In a dispute between a partnership and one of its members, the member (“Tausend”) initiated a legal action to obtain financial information from the partnership (“NJR”). NJR demanded arbitration pursuant to an arbitration clause included in the partnership agreement, and Tausend petitioned to stay the arbitration. The Supreme Court denied the stay and ordered the parties to proceed to arbitration. The Appellate Division affirmed.
When Tausend asserted counterclaims in the arbitration, NJR petitioned the court for a stay of arbitration of the counterclaims, arguing that they were barred by applicable statutes of limitations. Tausend countered that the timeliness challenge must be raised before the arbitrator, but the Supreme Court granted NJR’s petition and stayed arbitration of Tausend’s counterclaims. The Appellate Division vacated the stay, reasoning that NJR was not entitled to a stay because NJR had initiated the arbitration in the first place, and actively participated in it. NJR moved for leave to appeal, and the Court of Appeals granted the motion.
The Court of Appeals noted the interplay between the Federal Arbitration Act (“FAA”) and New York arbitration law on statute of limitations issues, which it summarized it as follows:
Under the [FAA], resolution of a statute of limitations defense is presumptively reserved to the arbitrator, not a court. New York law, in contrast, allows a threshold issue of timeliness to be asserted in court. A contract may be governed by the FAA yet subject to the New York rule if the agreement between the parties so provides. We have explained that a contract specifying that “New York law shall govern both ‘the agreement and its enforcement’ adopts” the New York rule that threshold statute of limitations issues are resolved by the courts and not arbitrators.
Against that backdrop, the court concluded that it was not necessary to decide whether the contract at issue was subject to the FAA or New York law because arbitration was the proper forum for the timeliness issue either way.

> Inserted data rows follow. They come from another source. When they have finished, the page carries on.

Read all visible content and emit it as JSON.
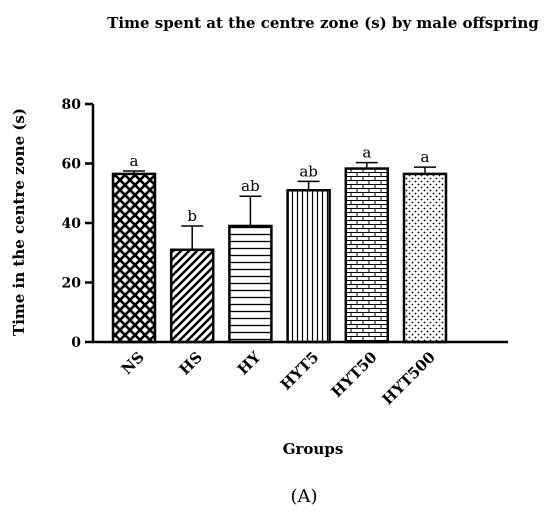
{
  "chart_data": {
    "type": "bar",
    "title": "Time spent at the centre zone (s) by male offspring",
    "xlabel": "Groups",
    "ylabel": "Time in the centre zone (s)",
    "ylim": [
      0,
      80
    ],
    "yticks": [
      0,
      20,
      40,
      60,
      80
    ],
    "categories": [
      "NS",
      "HS",
      "HY",
      "HYT5",
      "HYT50",
      "HYT500"
    ],
    "values": [
      56.5,
      31,
      39,
      51,
      58.3,
      56.5
    ],
    "errors": [
      1,
      8,
      10,
      3,
      2,
      2.3
    ],
    "significance": [
      "a",
      "b",
      "ab",
      "ab",
      "a",
      "a"
    ],
    "patterns": [
      "crosshatch",
      "diagonal",
      "horizontal",
      "vertical",
      "brick",
      "dots"
    ],
    "bar_fill": "#ffffff",
    "bar_stroke": "#000000",
    "grid": false,
    "legend": "none",
    "panel_label": "(A)"
  }
}
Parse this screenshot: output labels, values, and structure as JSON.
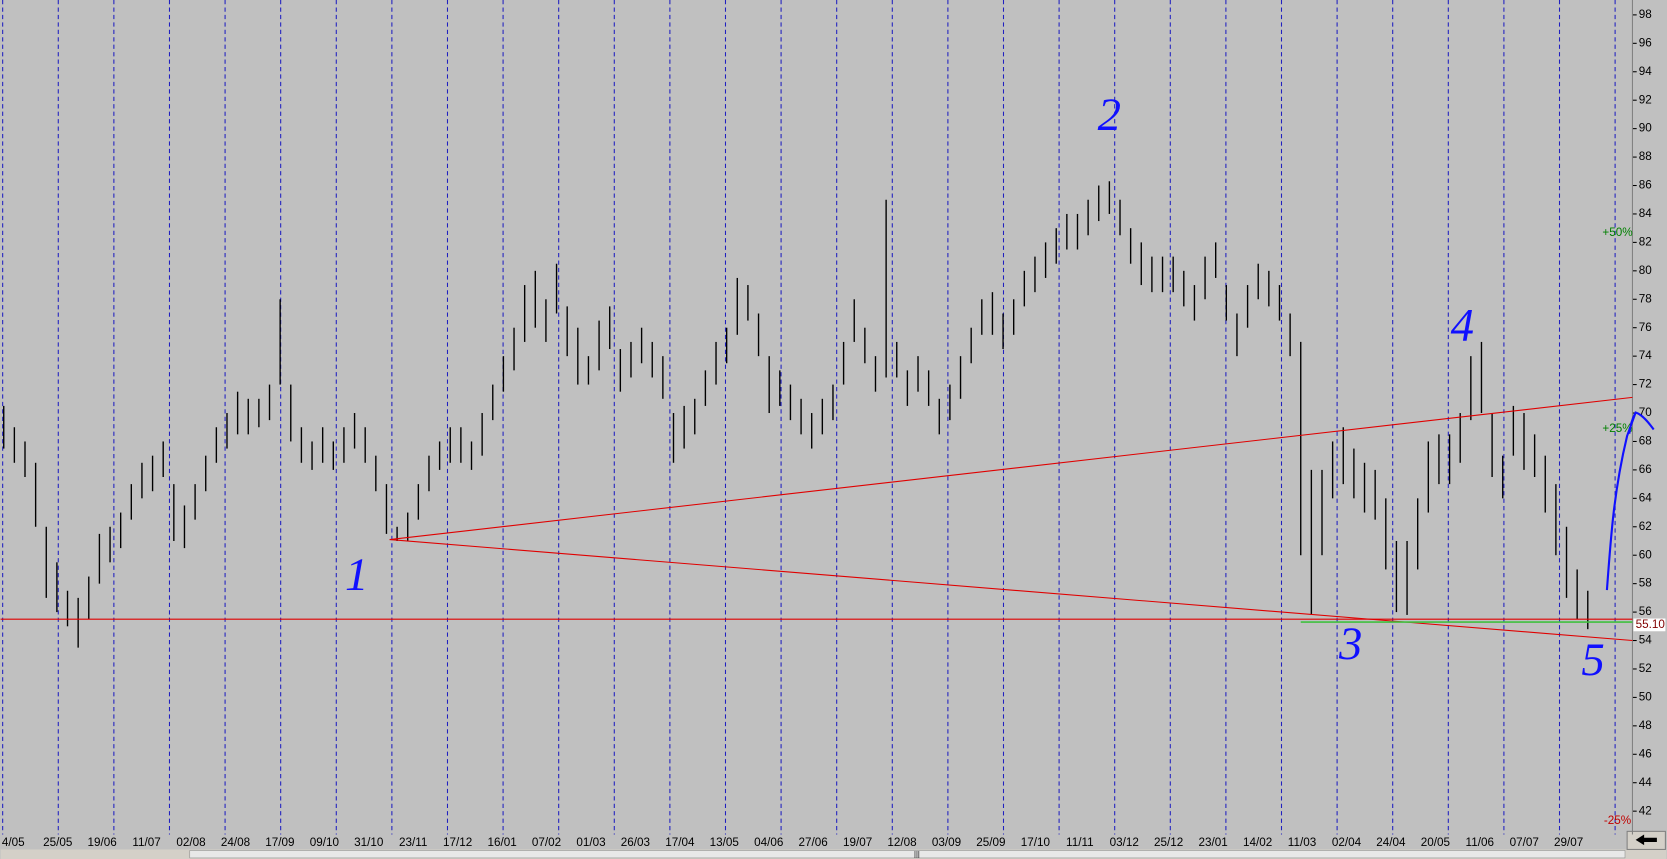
{
  "chart_data": {
    "type": "ohlc",
    "ylim": [
      42,
      98
    ],
    "yticks": [
      42,
      44,
      46,
      48,
      50,
      52,
      54,
      56,
      58,
      60,
      62,
      64,
      66,
      68,
      70,
      72,
      74,
      76,
      78,
      80,
      82,
      84,
      86,
      88,
      90,
      92,
      94,
      96,
      98
    ],
    "categories": [
      "4/05",
      "25/05",
      "19/06",
      "11/07",
      "02/08",
      "24/08",
      "17/09",
      "09/10",
      "31/10",
      "23/11",
      "17/12",
      "16/01",
      "07/02",
      "01/03",
      "26/03",
      "17/04",
      "13/05",
      "04/06",
      "27/06",
      "19/07",
      "12/08",
      "03/09",
      "25/09",
      "17/10",
      "11/11",
      "03/12",
      "25/12",
      "23/01",
      "14/02",
      "11/03",
      "02/04",
      "24/04",
      "20/05",
      "11/06",
      "07/07",
      "29/07"
    ],
    "color": "#000000",
    "high": [
      70.5,
      69,
      68,
      66.5,
      62,
      59.5,
      57.5,
      57,
      58.5,
      61.5,
      62,
      63,
      65,
      66.5,
      67,
      68,
      65,
      63.5,
      65,
      67,
      69,
      70,
      71.5,
      71,
      71,
      72,
      78,
      72,
      69,
      68,
      69,
      68,
      69,
      70,
      69,
      67,
      65,
      62,
      63,
      65,
      67,
      68,
      69,
      69,
      68,
      70,
      72,
      74,
      76,
      79,
      80,
      78,
      80.5,
      77.5,
      76,
      74,
      76.5,
      77.5,
      74.5,
      75,
      76,
      75,
      74,
      70,
      70.5,
      71,
      73,
      75,
      76,
      79.5,
      79,
      77,
      74,
      73,
      72,
      71,
      70,
      71,
      72,
      75,
      78,
      76,
      74,
      85,
      75,
      73,
      74,
      73,
      71,
      72,
      74,
      76,
      78,
      78.5,
      77,
      78,
      80,
      81,
      82,
      83,
      84,
      84,
      85,
      86,
      86.3,
      85,
      83,
      82,
      81,
      81,
      81,
      80,
      79,
      81,
      82,
      79,
      77,
      79,
      80.5,
      80,
      79,
      77,
      75,
      66,
      66,
      68,
      69,
      67.5,
      66.5,
      66,
      64,
      61,
      61,
      64,
      68,
      68.5,
      68.5,
      70,
      74,
      75,
      70,
      67,
      70.5,
      70,
      68.5,
      67,
      65,
      62,
      59,
      57.5
    ],
    "low": [
      67.5,
      66.5,
      65.5,
      62,
      57,
      56,
      55,
      53.5,
      55.5,
      58,
      59.5,
      60.5,
      62.5,
      64,
      64.5,
      65.5,
      61,
      60.5,
      62.5,
      64.5,
      66.5,
      67.5,
      68.5,
      68.5,
      69,
      69.5,
      72,
      68,
      66.5,
      66,
      66.5,
      66,
      66.5,
      67.5,
      66.5,
      64.5,
      61.5,
      61,
      61,
      62.5,
      64.5,
      66,
      66.5,
      66.5,
      66,
      67,
      69.5,
      71.5,
      73,
      75,
      76,
      75,
      77,
      74,
      72,
      72,
      73,
      74.5,
      71.5,
      72.5,
      73.5,
      72.5,
      71,
      66.5,
      67.5,
      68.5,
      70.5,
      72,
      73.5,
      75.5,
      76.5,
      74,
      70,
      70.5,
      69.5,
      68.5,
      67.5,
      68.5,
      69.5,
      72,
      75,
      73.5,
      71.5,
      72.5,
      72.5,
      70.5,
      71.5,
      70.5,
      68.5,
      69.5,
      71,
      73.5,
      75.5,
      75.5,
      74.5,
      75.5,
      77.5,
      78.5,
      79.5,
      80.5,
      81.5,
      81.5,
      82.5,
      83.5,
      84,
      82.5,
      80.5,
      79,
      78.5,
      78.5,
      78.5,
      77.5,
      76.5,
      78,
      79.5,
      76.5,
      74,
      76,
      78,
      77.5,
      76.5,
      74,
      60,
      55.8,
      60,
      64,
      65,
      64,
      63,
      62.5,
      59,
      56,
      55.8,
      59,
      63,
      65,
      65,
      66.5,
      69.5,
      70,
      65.5,
      64,
      67,
      66,
      65.5,
      63,
      60,
      57,
      55.5,
      54.8
    ],
    "trendlines": [
      {
        "color": "#e00000",
        "x": [
          36.3,
          153.2
        ],
        "y": [
          61.1,
          71.1
        ]
      },
      {
        "color": "#e00000",
        "x": [
          36.3,
          153.2
        ],
        "y": [
          61.1,
          54
        ]
      }
    ],
    "support": {
      "value": 55.5,
      "color": "#e00000"
    },
    "green_line": {
      "value": 55.3,
      "color": "#40c040",
      "x": [
        122,
        153.2
      ]
    },
    "price_label": {
      "value": 55.1,
      "label": "55.10"
    },
    "percent_marks": [
      {
        "value": 82.65,
        "label": "+50%",
        "color": "#008000"
      },
      {
        "value": 68.9,
        "label": "+25%",
        "color": "#008000"
      },
      {
        "value": 41.3,
        "label": "-25%",
        "color": "#c00000"
      }
    ],
    "annotations": [
      "1",
      "2",
      "3",
      "4",
      "5"
    ],
    "scrollbar_grip": "|||"
  }
}
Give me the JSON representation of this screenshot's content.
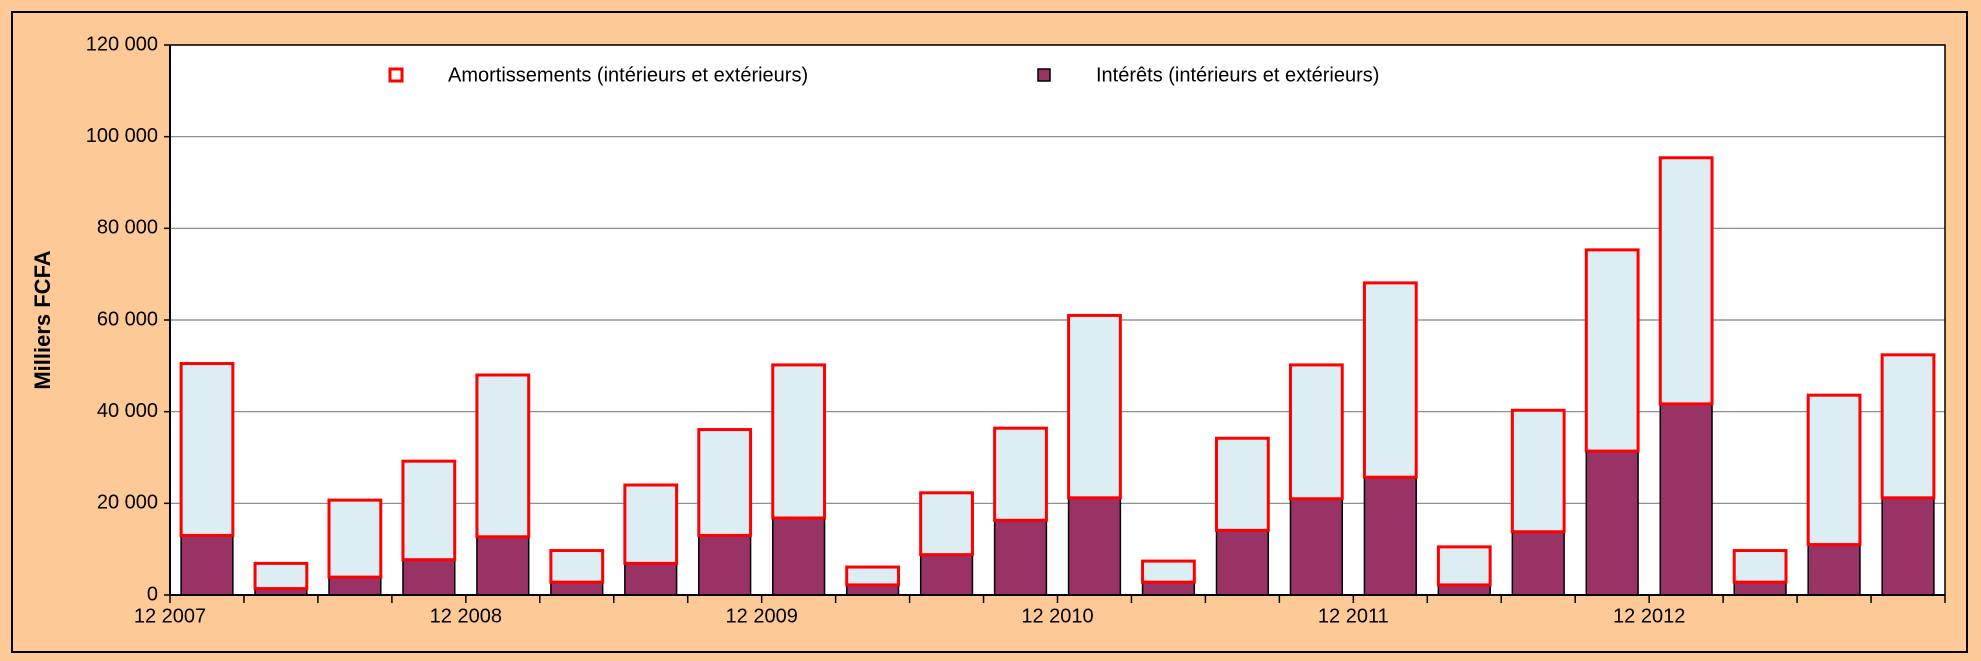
{
  "chart_data": {
    "type": "stacked-bar",
    "y_label": "Milliers FCFA",
    "categories": [
      "12 2007",
      null,
      null,
      null,
      "12 2008",
      null,
      null,
      null,
      "12 2009",
      null,
      null,
      null,
      "12 2010",
      null,
      null,
      null,
      "12 2011",
      null,
      null,
      null,
      "12 2012",
      null,
      null,
      null
    ],
    "series": [
      {
        "name": "Amortissements (intérieurs et extérieurs)",
        "color": "#DCEEF3",
        "edge_color": "#FF0000",
        "values": [
          37500,
          5500,
          16800,
          21500,
          35300,
          6900,
          17100,
          23100,
          33400,
          3900,
          13500,
          20100,
          39800,
          4600,
          20100,
          29200,
          42400,
          8300,
          26500,
          43900,
          53700,
          6900,
          32600,
          31200
        ]
      },
      {
        "name": "Intérêts (intérieurs et extérieurs)",
        "color": "#993366",
        "edge_color": "#000000",
        "values": [
          13000,
          1400,
          3900,
          7700,
          12700,
          2800,
          6900,
          13000,
          16800,
          2200,
          8800,
          16300,
          21200,
          2800,
          14100,
          21000,
          25700,
          2200,
          13800,
          31400,
          41700,
          2800,
          11000,
          21200
        ]
      }
    ],
    "ylim": [
      0,
      120000
    ],
    "yticks": [
      {
        "value": 0,
        "label": "0"
      },
      {
        "value": 20000,
        "label": "20 000"
      },
      {
        "value": 40000,
        "label": "40 000"
      },
      {
        "value": 60000,
        "label": "60 000"
      },
      {
        "value": 80000,
        "label": "80 000"
      },
      {
        "value": 100000,
        "label": "100 000"
      },
      {
        "value": 120000,
        "label": "120 000"
      }
    ],
    "grid": true,
    "legend": "top"
  }
}
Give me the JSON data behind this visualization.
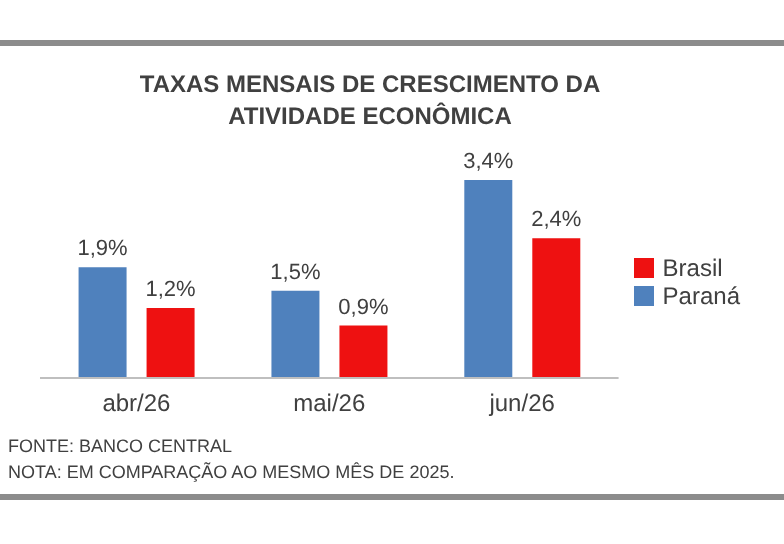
{
  "chart_data": {
    "type": "bar",
    "title": "TAXAS MENSAIS DE CRESCIMENTO  DA ATIVIDADE ECONÔMICA",
    "categories": [
      "abr/26",
      "mai/26",
      "jun/26"
    ],
    "series": [
      {
        "name": "Paraná",
        "color": "#4f81bd",
        "values": [
          1.9,
          1.5,
          3.4
        ],
        "value_labels": [
          "1,9%",
          "1,5%",
          "3,4%"
        ]
      },
      {
        "name": "Brasil",
        "color": "#ee1111",
        "values": [
          1.2,
          0.9,
          2.4
        ],
        "value_labels": [
          "1,2%",
          "0,9%",
          "2,4%"
        ]
      }
    ],
    "legend": "right",
    "grid": false,
    "annotations": [
      "FONTE: BANCO CENTRAL",
      "NOTA: EM COMPARAÇÃO AO MESMO MÊS DE 2025."
    ]
  }
}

If the partnership agreement was governed by the FAA, then the New York rule would only apply if the agreement included “critical enforcement language.” But the agreement lacked such language, providing only that “[t]his Agreement shall be governed by, and construed in accordance with, the laws and decisions of the State of New York.” Thus, the New York rule did not apply, and FAA principles required the arbitrator to address timeliness.
On the other hand, if the FAA did not apply, and New York law was controlling, the outcome would be the same because the statute expressing the New York rule, Civil Practice Law and Rules 7503(b), provides that an application to stay arbitration based on a statute of limitations defense may be raised in state court by “a party who has not participated in the arbitration and who has not made or been served with an application to compel arbitration.” The court concluded that NJR was barred from asking a court to stay arbitration on timeliness grounds because NJR had initiated the arbitration, successfully defended against Tausend’s petition to stay the arbitration in court, received an application to compel arbitration in connection with Tausend’s counterclaims, and then sought a court order to prevent the same counterclaims from being considered by the arbitrator.
The court summarized its reasoning as follows: “[A] party cannot compel arbitration of its own causes of action, prevent its adversary from obtaining judicial relief, and then ask a court to block the adversary’s counterclaims from being arbitrated by raising a statute of limitations defense.”